Make Sure Your Potential Sponsor Has The Recommended One Year Of Continuous Sobriety
This is often the minimum suggested amount of sober time for someone to be a sponsor. It’s important for a sponsor to have a good grip on their own sobriety before they try to help others with theirs. Often the one year mark is a good indicator that someone has been working the program and is doing well on their own journey. When a potential sponsor has their own sobriety under control, they are likely to be more helpful and insightful when it comes to helping someone else new to sobriety, like yourself. They can draw from their own experiences and remember how they felt when they entered AA, which is something that is valuable to newcomers and makes them feel less like they are the only ones who have struggled.
Before Asking, Make Sure Someone Actually Wants To Be A Sponsor
Often during meetings, a chair of the meeting will ask all those willing to sponsor to raise their hands. This is a good time to be observant so that you don’t approach someone and ask them to sponsor you when they are not ready and haven’t volunteered. This way they don’t feel pressured to say yes if they have not volunteered. Observing who is willing to sponsor also gives you a chance to observe these people and consider who may be the best match for you and your recovery.
A Good Sponsor Is A Genuine, Honest, And Happy Person, And Has What You Want
Though these qualities are not necessary for an AA sponsor, it’s worth considering that a person who possesses them may be someone you want to learn from. Someone who is genuine and happy with their life is likely doing something right, especially in their sobriety.
If you see someone in recovery and think, “Wow, I wish I could be like them. They look so happy and content,” then that person would probably make a good sponsor, and maybe even a good sober friend. But if you see someone who appears miserable in sobriety (even though they may have been sober quite some time) they’re probably not the best option as a sponsor. You want someone who will bring out the best in you but also challenge you.
A Sponsor Should Be Someone You Are Not Attracted To In A Sexual Manner
Often in AA, it’s said that women should sponsor women and men should sponsor men, as to avoid romantic entanglements. Of course, some women are attracted to women and vice versa. Regardless of sexual orientation, it’s important that your sponsor is not someone you think about in a sexual manner. This helps to avoid distractions and focus on recovery rather than elements of a relationship. According to AA’s Questions and Answers on Sponsorship, “A.A. experience does suggest that it is best for men to sponsor men, women to sponsor women. This custom usually helps our members stay focused on the A.A. program. Some gay men and lesbians feel an opposite-sex sponsor is more appropriate for similar reasons.”

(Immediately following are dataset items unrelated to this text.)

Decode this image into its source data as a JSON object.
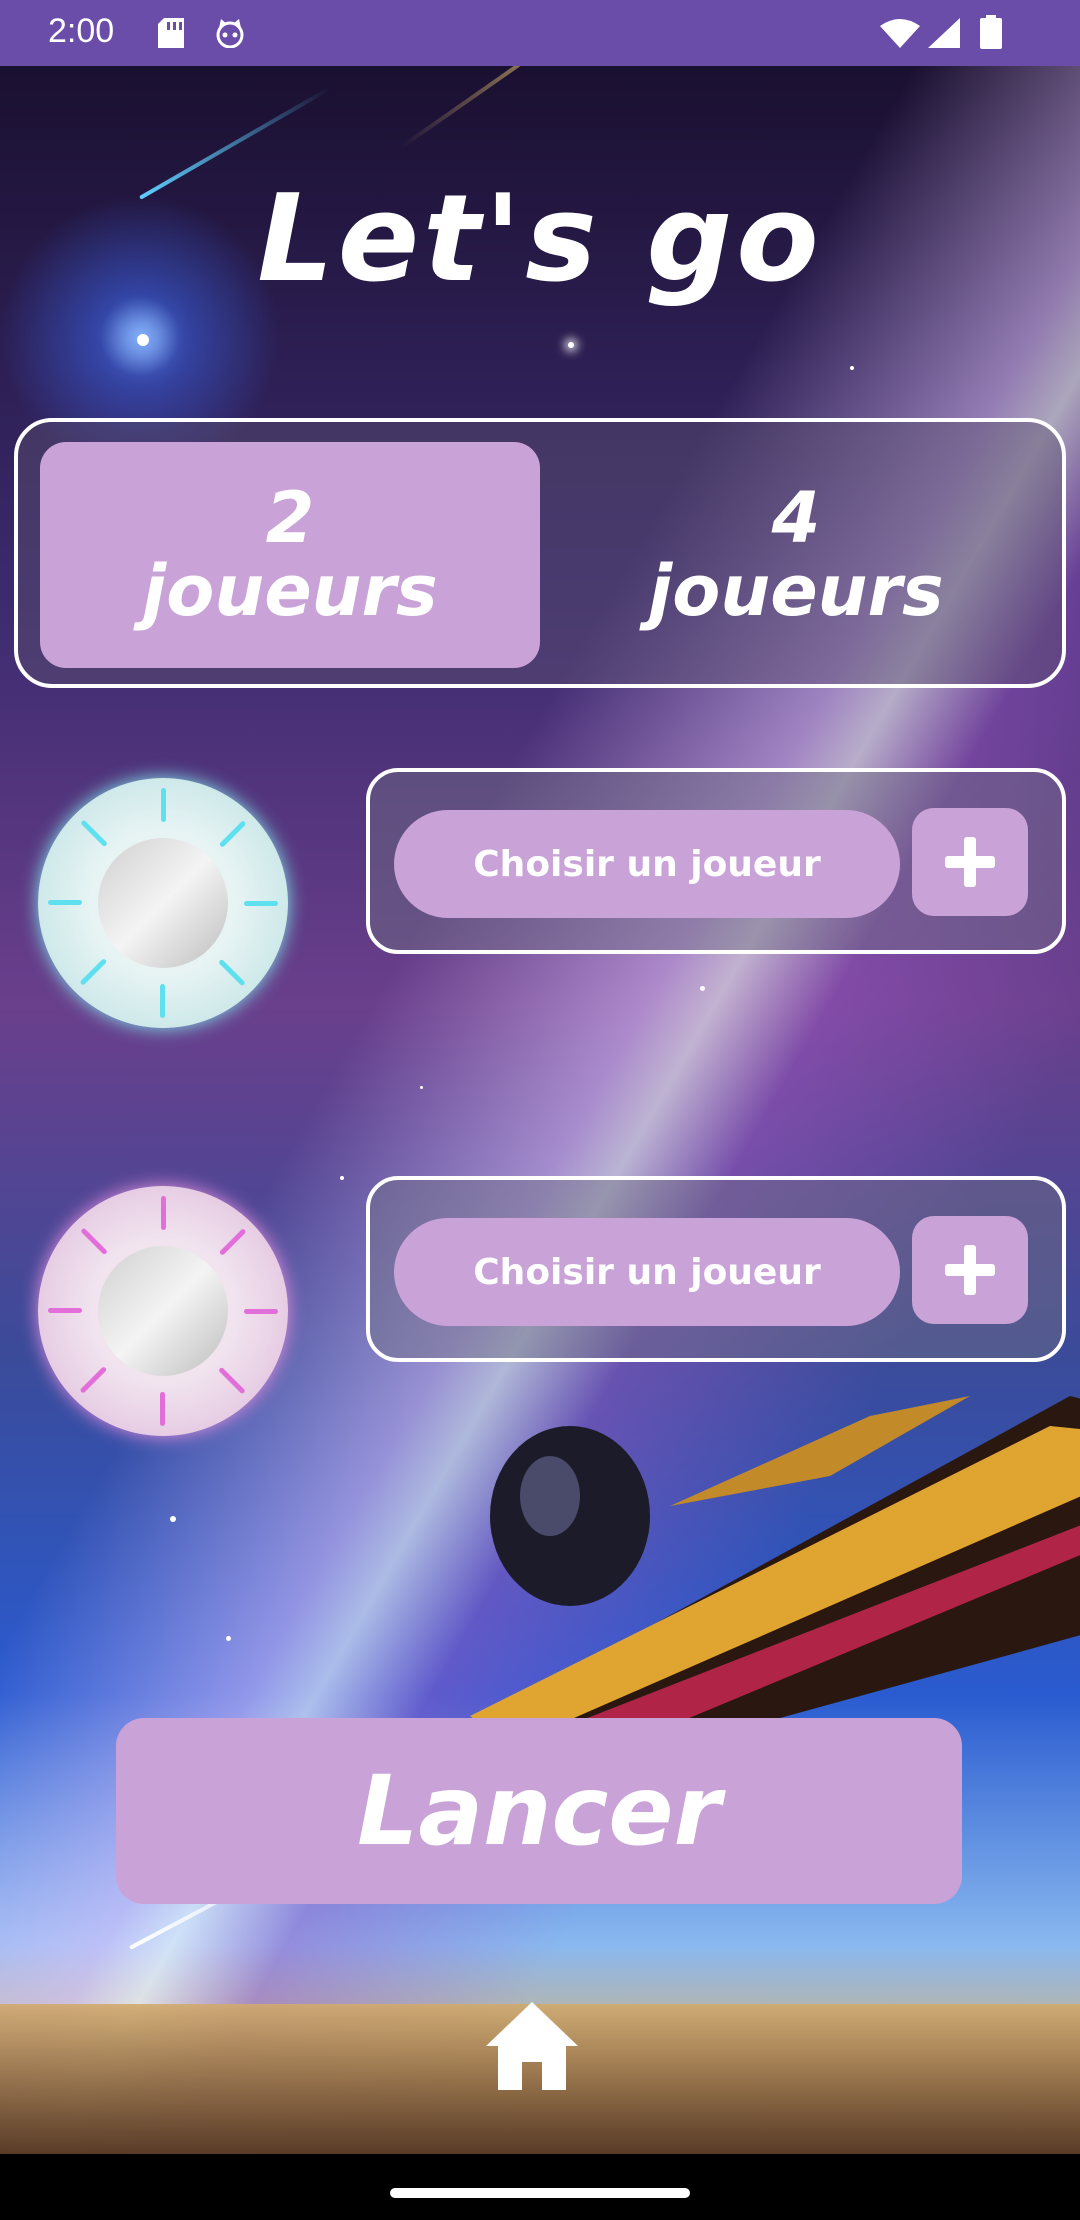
{
  "status_bar": {
    "time": "2:00",
    "icons": [
      "sd-card-icon",
      "cat-icon",
      "wifi-icon",
      "signal-icon",
      "battery-icon"
    ]
  },
  "screen": {
    "title": "Let's go"
  },
  "player_count": {
    "options": [
      {
        "number": "2",
        "label": "joueurs",
        "selected": true
      },
      {
        "number": "4",
        "label": "joueurs",
        "selected": false
      }
    ]
  },
  "players": [
    {
      "avatar_color": "#5fe0ee",
      "choose_label": "Choisir un joueur",
      "add_icon": "plus-icon"
    },
    {
      "avatar_color": "#e26fd9",
      "choose_label": "Choisir un joueur",
      "add_icon": "plus-icon"
    }
  ],
  "launch": {
    "label": "Lancer"
  },
  "bottom": {
    "icon": "home-icon"
  },
  "colors": {
    "accent": "#c9a3d8",
    "status_bar": "#6a4da8"
  }
}
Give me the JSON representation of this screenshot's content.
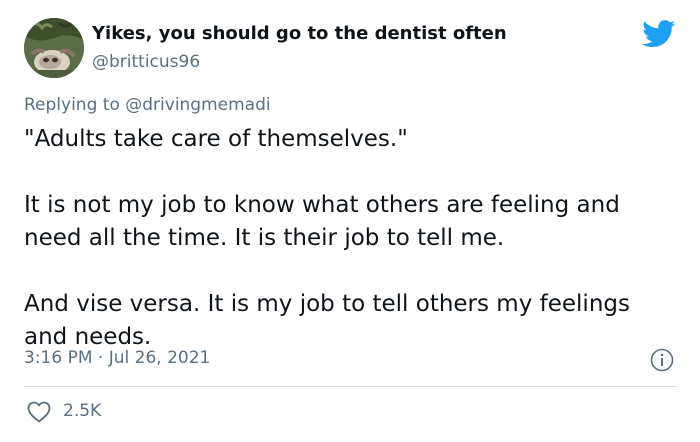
{
  "author": {
    "display_name": "Yikes, you should go to the dentist often",
    "handle": "@britticus96"
  },
  "reply": {
    "prefix": "Replying to ",
    "mention": "@drivingmemadi"
  },
  "tweet": {
    "paragraphs": [
      "\"Adults take care of themselves.\"",
      "It is not my job to know what others are feeling and need all the time. It is their job to tell me.",
      "And vise versa. It is my job to tell others my feelings and needs."
    ],
    "timestamp": "3:16 PM · Jul 26, 2021"
  },
  "stats": {
    "likes": "2.5K"
  },
  "icons": {
    "brand": "twitter-bird-icon",
    "info": "info-icon",
    "like": "heart-icon"
  },
  "colors": {
    "brand_blue": "#1da1f2",
    "text_primary": "#0f1419",
    "text_secondary": "#5b7083",
    "divider": "#cfd9de"
  }
}
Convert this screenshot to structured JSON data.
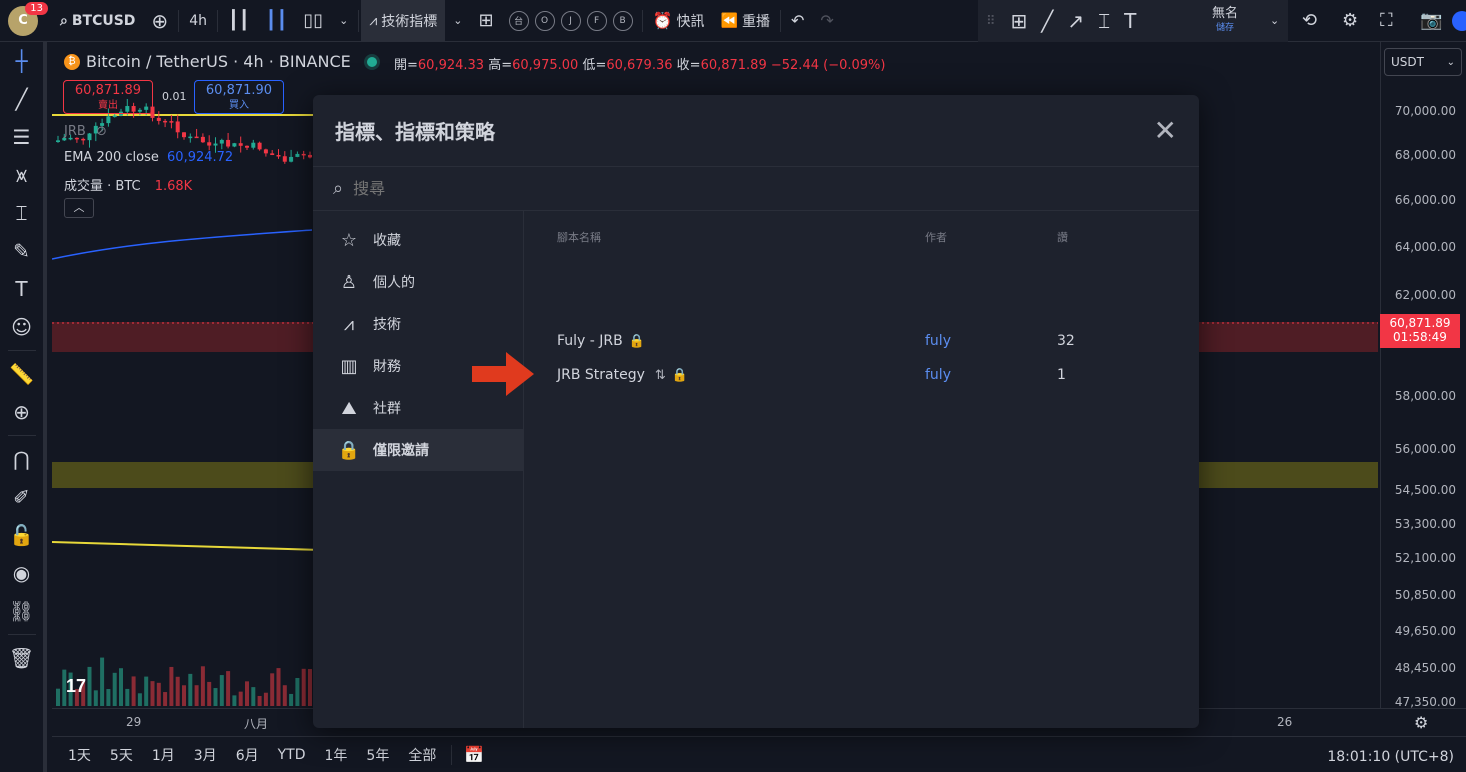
{
  "topbar": {
    "avatar_initial": "C",
    "notifications": "13",
    "symbol": "BTCUSD",
    "interval": "4h",
    "indicators_label": "技術指標",
    "template_letters": [
      "台",
      "O",
      "J",
      "F",
      "B"
    ],
    "alert_label": "快訊",
    "replay_label": "重播",
    "layout_name": "無名",
    "layout_save": "儲存"
  },
  "chart": {
    "symbol_title": "Bitcoin / TetherUS · 4h · BINANCE",
    "ohlc": {
      "open_label": "開=",
      "open": "60,924.33",
      "high_label": "高=",
      "high": "60,975.00",
      "low_label": "低=",
      "low": "60,679.36",
      "close_label": "收=",
      "close": "60,871.89",
      "change": "−52.44 (−0.09%)"
    },
    "sell": {
      "price": "60,871.89",
      "label": "賣出"
    },
    "buy": {
      "price": "60,871.90",
      "label": "買入"
    },
    "spread": "0.01",
    "legend": {
      "jrb": "JRB",
      "ema_label": "EMA 200 close",
      "ema_value": "60,924.72",
      "volume_label": "成交量 · BTC",
      "volume_value": "1.68K"
    },
    "currency": "USDT",
    "current_price": "60,871.89",
    "countdown": "01:58:49",
    "price_ticks": [
      "70,000.00",
      "68,000.00",
      "66,000.00",
      "64,000.00",
      "62,000.00",
      "58,000.00",
      "56,000.00",
      "54,500.00",
      "53,300.00",
      "52,100.00",
      "50,850.00",
      "49,650.00",
      "48,450.00",
      "47,350.00"
    ],
    "time_ticks": [
      "29",
      "八月",
      "26"
    ]
  },
  "bottombar": {
    "ranges": [
      "1天",
      "5天",
      "1月",
      "3月",
      "6月",
      "YTD",
      "1年",
      "5年",
      "全部"
    ],
    "clock": "18:01:10 (UTC+8)"
  },
  "dialog": {
    "title": "指標、指標和策略",
    "search_placeholder": "搜尋",
    "nav": [
      {
        "label": "收藏",
        "icon": "star-icon"
      },
      {
        "label": "個人的",
        "icon": "user-icon"
      },
      {
        "label": "技術",
        "icon": "chart-icon"
      },
      {
        "label": "財務",
        "icon": "bars-icon"
      },
      {
        "label": "社群",
        "icon": "community-icon"
      },
      {
        "label": "僅限邀請",
        "icon": "lock-icon"
      }
    ],
    "columns": {
      "name": "腳本名稱",
      "author": "作者",
      "likes": "讚"
    },
    "rows": [
      {
        "name": "Fuly - JRB",
        "author": "fuly",
        "likes": "32"
      },
      {
        "name": "JRB Strategy",
        "author": "fuly",
        "likes": "1"
      }
    ]
  }
}
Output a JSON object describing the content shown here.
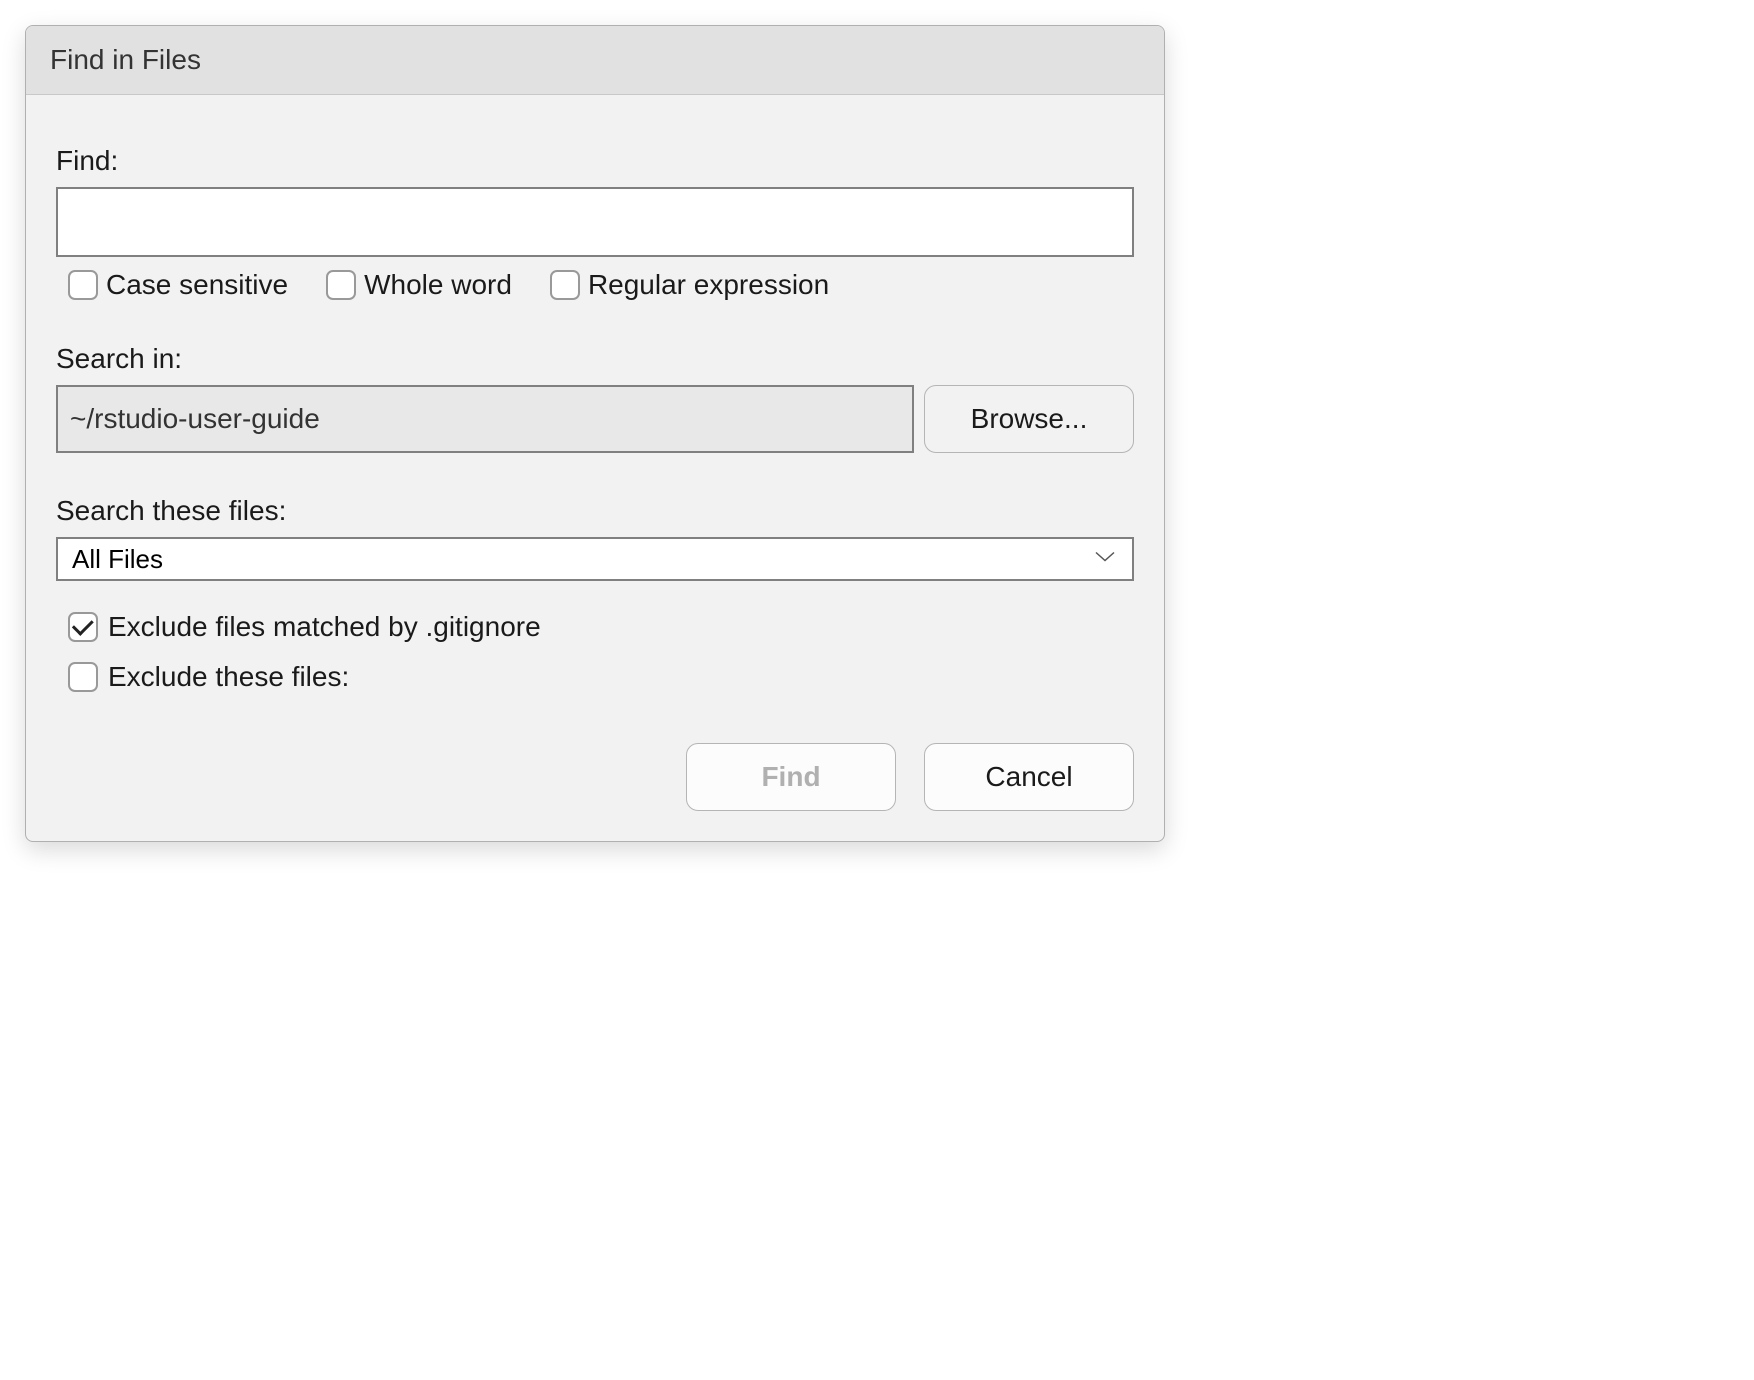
{
  "dialog": {
    "title": "Find in Files"
  },
  "find": {
    "label": "Find:",
    "value": "",
    "options": {
      "case_sensitive": {
        "label": "Case sensitive",
        "checked": false
      },
      "whole_word": {
        "label": "Whole word",
        "checked": false
      },
      "regex": {
        "label": "Regular expression",
        "checked": false
      }
    }
  },
  "search_in": {
    "label": "Search in:",
    "value": "~/rstudio-user-guide",
    "browse_label": "Browse..."
  },
  "search_files": {
    "label": "Search these files:",
    "selected": "All Files"
  },
  "exclude": {
    "gitignore": {
      "label": "Exclude files matched by .gitignore",
      "checked": true
    },
    "these_files": {
      "label": "Exclude these files:",
      "checked": false
    }
  },
  "buttons": {
    "find": "Find",
    "cancel": "Cancel"
  }
}
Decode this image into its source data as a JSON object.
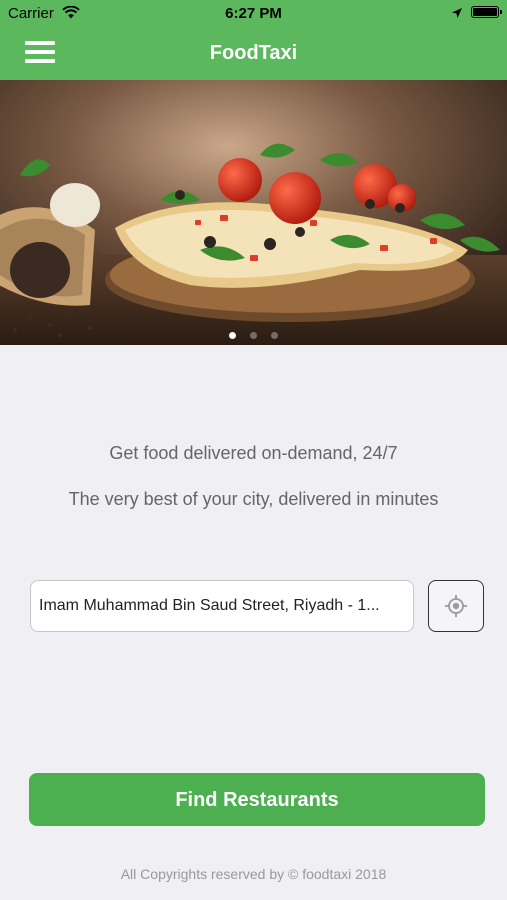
{
  "status_bar": {
    "carrier": "Carrier",
    "time": "6:27 PM",
    "icons": [
      "wifi-icon",
      "location-arrow-icon",
      "battery-icon"
    ]
  },
  "nav": {
    "title": "FoodTaxi",
    "menu_icon": "hamburger-menu-icon"
  },
  "hero": {
    "carousel_dots": 3,
    "active_index": 0
  },
  "taglines": {
    "line1": "Get food delivered on-demand, 24/7",
    "line2": "The very best of your city, delivered in minutes"
  },
  "address": {
    "value": "Imam Muhammad Bin Saud Street, Riyadh - 1...",
    "locate_icon": "crosshair-location-icon"
  },
  "actions": {
    "find_label": "Find Restaurants"
  },
  "footer": {
    "copyright": "All Copyrights reserved by © foodtaxi 2018"
  },
  "colors": {
    "brand_green": "#5cb85c",
    "button_green": "#4caf50",
    "background": "#efeff4"
  }
}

A Sponsor Should Have Time For Sponsees
This is a quality that may be tough to gauge at first, but one way to find out a little more is to ask someone how many sponsees they already have. As with anything in life, it is possible for a sponsor to overcommit and take on too much (or too many sponsees, in this case). While having many sponsees doesn’t mean someone isn’t a good sponsor, it might make more sense to look for someone who only has one or two so you can be sure they will have time to dedicate to walking you through the steps and being there as you need.According to
According to The Alcoholism Guide, “You have to choose your AA sponsor wisely though as they become a very influential figure in your life, and a crutch in time of your greatest need. Sponsors are at liberty to tell you that they cannot help if they have urgent business elsewhere…However, they have a moral duty to put you in contact with another reliable person if you are facing a crisis and a possible alcoholism relapse and they cannot support you at that time.”
Choosing an AA sponsor can be intimidating and for some, even scary. But with the right information and tools, you’ll be able to make an informed decision about the best type of person to sponsor you.